5. Allow Room for Creativity and Individualisation
Hallam (2006) found that homework allowing for innovation, creativity and individualisation produces higher motivation, greater engagement, and a more enjoyable experience. This doesn't mean students invent their own tasks. It means they have some freedom over how they present what they've learned.
How to apply it: Set the question or learning objective, but open up the format. A task on the causes of World War One could be presented as an essay, a podcast, a news broadcast script, a leaflet, or a mind map. Offer suggestions, but don't restrict.
Homework isn't always to consolidate learning. Maybe this is controversial, but I've found that some tasks can be an enjoyable experience that strengthens a student's passion for your subject. That can lead to long term results, and at the very least, better behaviour outcomes going forward.
6. Create Opportunities for Collaboration
Wentzel (2009) found that effective collaboration increases student engagement, and this applies to homework as much as classwork. Remote collaboration has become far easier with shared tools like Google Docs and Slides, which let students co-author or edit each other's work in real time.
How to apply it: Set a group task where each student contributes to a shared document. Research projects, revision resources, and presentation work lend themselves well to this. Make individual contributions visible (Google Docs' version history helps) so no one can freeride.
This one is riskier. I haven't yet found the formula for pulling it off successfully, though I'd like to get there. At the very least, collaborative homework is excellent preparation for working life.
How Much Homework Is Too Much?
The EEF's guidance suggests that for secondary students, roughly 1–2 hours per evening is associated with the strongest learning gains, with diminishing returns beyond that. For primary students, the evidence for homework impact is far weaker, and shorter, more focused tasks are generally recommended.
More important than the duration is the purpose. Homework that extends or consolidates classroom learning tends to produce real gains. Homework set to satisfy a policy rarely does.
I'd back these findings with what I've seen in my own classes. Overloading students with homework pushes them towards finding shortcuts, lowering quality, and feeling dissatisfied with the subject. Most learning gains come from contact time with teachers. Homework, aside from exam revision, is a supplement, not a solution.
Making These Strategies Work Together
The six strategies above aren't meant to be used in isolation. The strongest homework design usually combines several at once. A good homework task offers choice between mixed-difficulty options, allows some creative freedom in presentation, feeds into the rewards system, receives feedback, and occasionally includes a collaborative element.
Start with one or two strategies rather than overhauling everything. Track completion rates before and after. The shift is usually visible within a few weeks.
FAQs
Why don't students do their homework?
The most common causes are tasks that feel irrelevant, difficulty levels that produce anxiety rather than challenge, and a lack of feedback. When students feel their effort goes unread, engagement drops fast.
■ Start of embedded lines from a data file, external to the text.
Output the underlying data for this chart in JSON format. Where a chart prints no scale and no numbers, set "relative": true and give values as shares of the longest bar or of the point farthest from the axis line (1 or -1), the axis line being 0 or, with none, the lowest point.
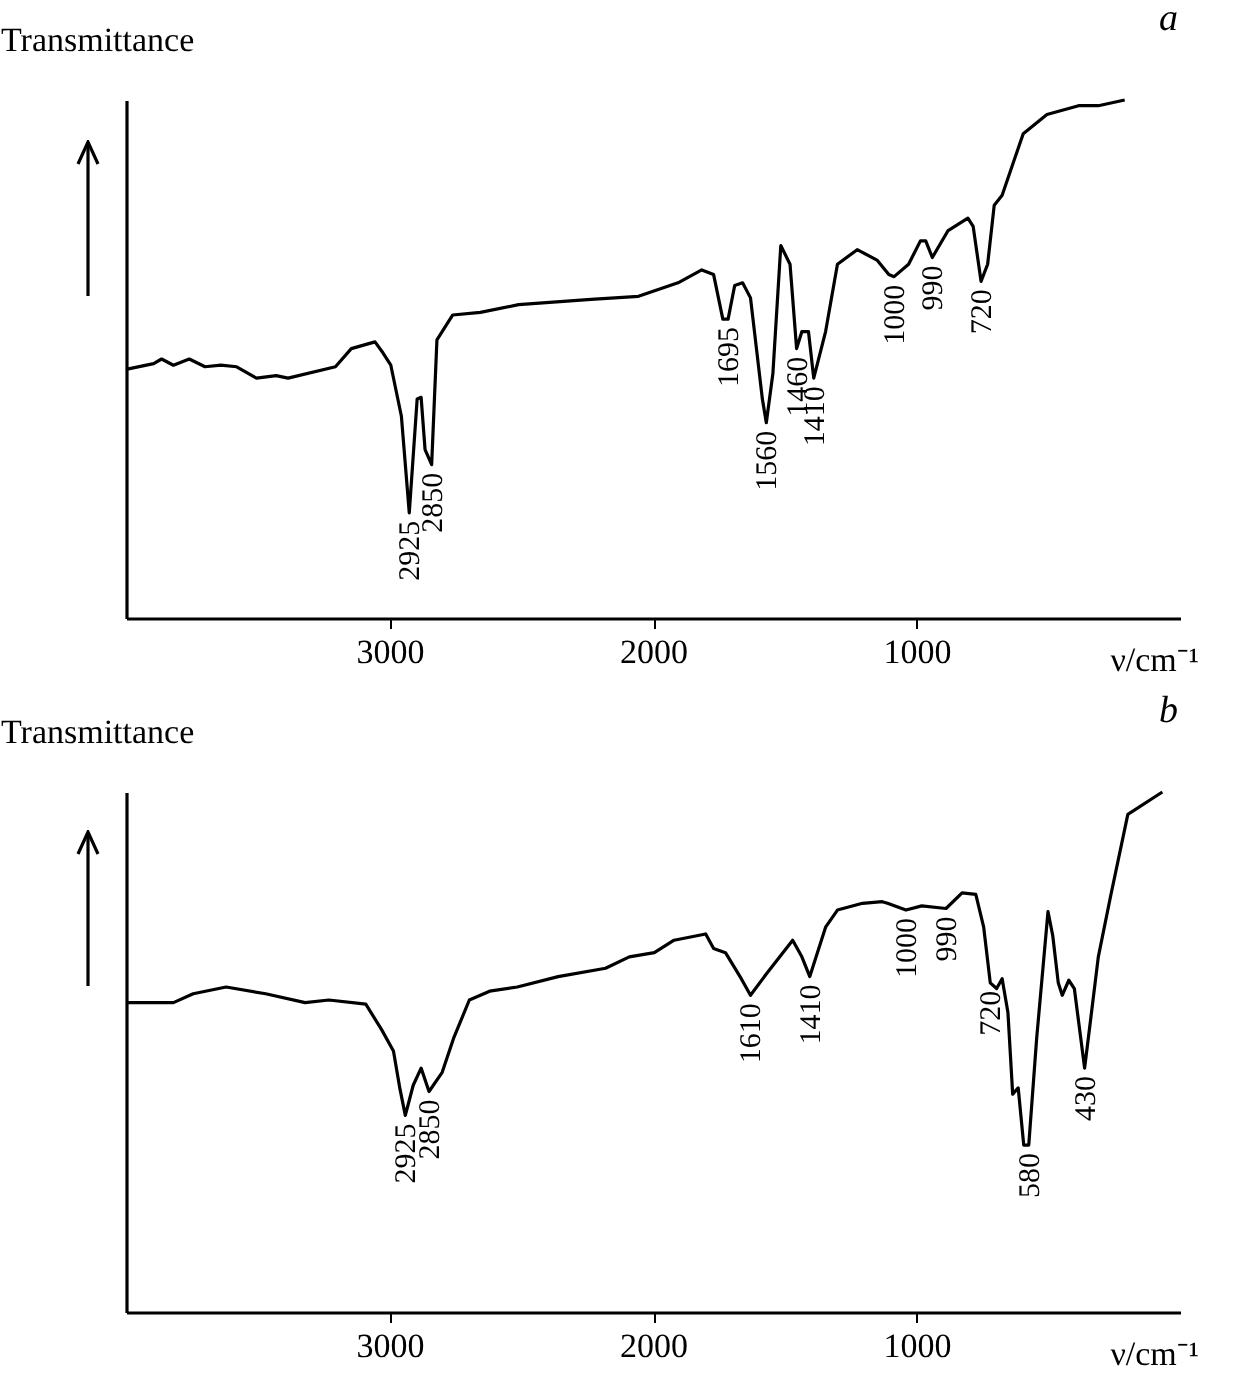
{
  "chart_data": [
    {
      "type": "line",
      "title": "a",
      "xlabel": "ν/cm⁻¹",
      "ylabel": "Transmittance",
      "relative": true,
      "xlim": [
        4000,
        0
      ],
      "xticks": [
        3000,
        2000,
        1000
      ],
      "grid": false,
      "x": [
        4000,
        3895,
        3865,
        3820,
        3760,
        3700,
        3640,
        3580,
        3505,
        3430,
        3385,
        3205,
        3145,
        3055,
        3025,
        2995,
        2955,
        2925,
        2895,
        2880,
        2865,
        2840,
        2820,
        2760,
        2655,
        2510,
        2235,
        2055,
        1905,
        1815,
        1770,
        1735,
        1715,
        1690,
        1660,
        1630,
        1585,
        1570,
        1545,
        1515,
        1480,
        1455,
        1435,
        1410,
        1390,
        1345,
        1300,
        1225,
        1150,
        1105,
        1085,
        1030,
        985,
        965,
        940,
        880,
        805,
        785,
        755,
        730,
        705,
        675,
        595,
        505,
        385,
        310,
        210
      ],
      "series": [
        {
          "color": "#000000",
          "values": [
            0.48,
            0.491,
            0.5,
            0.488,
            0.5,
            0.485,
            0.488,
            0.485,
            0.463,
            0.468,
            0.463,
            0.485,
            0.52,
            0.533,
            0.512,
            0.488,
            0.39,
            0.203,
            0.423,
            0.426,
            0.325,
            0.296,
            0.537,
            0.585,
            0.59,
            0.605,
            0.615,
            0.621,
            0.647,
            0.672,
            0.663,
            0.577,
            0.577,
            0.642,
            0.647,
            0.618,
            0.423,
            0.377,
            0.472,
            0.719,
            0.683,
            0.52,
            0.553,
            0.553,
            0.463,
            0.553,
            0.683,
            0.711,
            0.691,
            0.663,
            0.659,
            0.683,
            0.728,
            0.728,
            0.696,
            0.748,
            0.772,
            0.756,
            0.65,
            0.683,
            0.797,
            0.816,
            0.935,
            0.972,
            0.989,
            0.989,
            1.0
          ]
        }
      ],
      "annotations": [
        {
          "text": "2925",
          "x": 2925,
          "y": 0.203
        },
        {
          "text": "2850",
          "x": 2840,
          "y": 0.296
        },
        {
          "text": "1695",
          "x": 1715,
          "y": 0.577
        },
        {
          "text": "1560",
          "x": 1570,
          "y": 0.377
        },
        {
          "text": "1460",
          "x": 1455,
          "y": 0.52
        },
        {
          "text": "1410",
          "x": 1390,
          "y": 0.463
        },
        {
          "text": "1000",
          "x": 1085,
          "y": 0.659
        },
        {
          "text": "990",
          "x": 940,
          "y": 0.696
        },
        {
          "text": "720",
          "x": 755,
          "y": 0.65
        }
      ]
    },
    {
      "type": "line",
      "title": "b",
      "xlabel": "ν/cm⁻¹",
      "ylabel": "Transmittance",
      "relative": true,
      "xlim": [
        4000,
        0
      ],
      "xticks": [
        3000,
        2000,
        1000
      ],
      "grid": false,
      "x": [
        4000,
        3820,
        3745,
        3620,
        3470,
        3320,
        3230,
        3090,
        3030,
        2985,
        2960,
        2940,
        2910,
        2880,
        2850,
        2800,
        2757,
        2697,
        2620,
        2515,
        2360,
        2180,
        2090,
        1995,
        1920,
        1800,
        1770,
        1725,
        1665,
        1630,
        1570,
        1470,
        1435,
        1405,
        1345,
        1300,
        1205,
        1130,
        1110,
        1040,
        980,
        888,
        827,
        775,
        745,
        720,
        696,
        675,
        653,
        635,
        614,
        593,
        574,
        544,
        501,
        483,
        462,
        447,
        422,
        401,
        362,
        340,
        310,
        264,
        198,
        67
      ],
      "series": [
        {
          "color": "#000000",
          "values": [
            0.595,
            0.595,
            0.612,
            0.625,
            0.612,
            0.595,
            0.6,
            0.592,
            0.543,
            0.502,
            0.428,
            0.378,
            0.436,
            0.469,
            0.424,
            0.461,
            0.526,
            0.6,
            0.617,
            0.625,
            0.645,
            0.661,
            0.683,
            0.691,
            0.715,
            0.727,
            0.699,
            0.691,
            0.641,
            0.609,
            0.65,
            0.715,
            0.683,
            0.645,
            0.74,
            0.773,
            0.786,
            0.789,
            0.786,
            0.773,
            0.781,
            0.776,
            0.806,
            0.803,
            0.74,
            0.633,
            0.622,
            0.641,
            0.576,
            0.419,
            0.431,
            0.321,
            0.321,
            0.526,
            0.77,
            0.724,
            0.633,
            0.609,
            0.638,
            0.622,
            0.469,
            0.559,
            0.683,
            0.798,
            0.957,
            1.0
          ]
        }
      ],
      "annotations": [
        {
          "text": "2925",
          "x": 2940,
          "y": 0.378
        },
        {
          "text": "2850",
          "x": 2850,
          "y": 0.424
        },
        {
          "text": "1610",
          "x": 1630,
          "y": 0.609
        },
        {
          "text": "1410",
          "x": 1405,
          "y": 0.645
        },
        {
          "text": "1000",
          "x": 1040,
          "y": 0.773
        },
        {
          "text": "990",
          "x": 888,
          "y": 0.776
        },
        {
          "text": "720",
          "x": 720,
          "y": 0.633
        },
        {
          "text": "580",
          "x": 574,
          "y": 0.321
        },
        {
          "text": "430",
          "x": 362,
          "y": 0.469
        }
      ]
    }
  ]
}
Does homework actually improve learning?
The EEF rates homework as having a moderate positive impact on learning, particularly at secondary level, when tasks are well-designed and linked to classroom learning. The quality of the task matters far more than the quantity.
How much homework should students do?
EEF guidance suggests 1–2 hours per evening for secondary students, with diminishing returns beyond that. For primary students, shorter focused tasks are preferable to long assignments.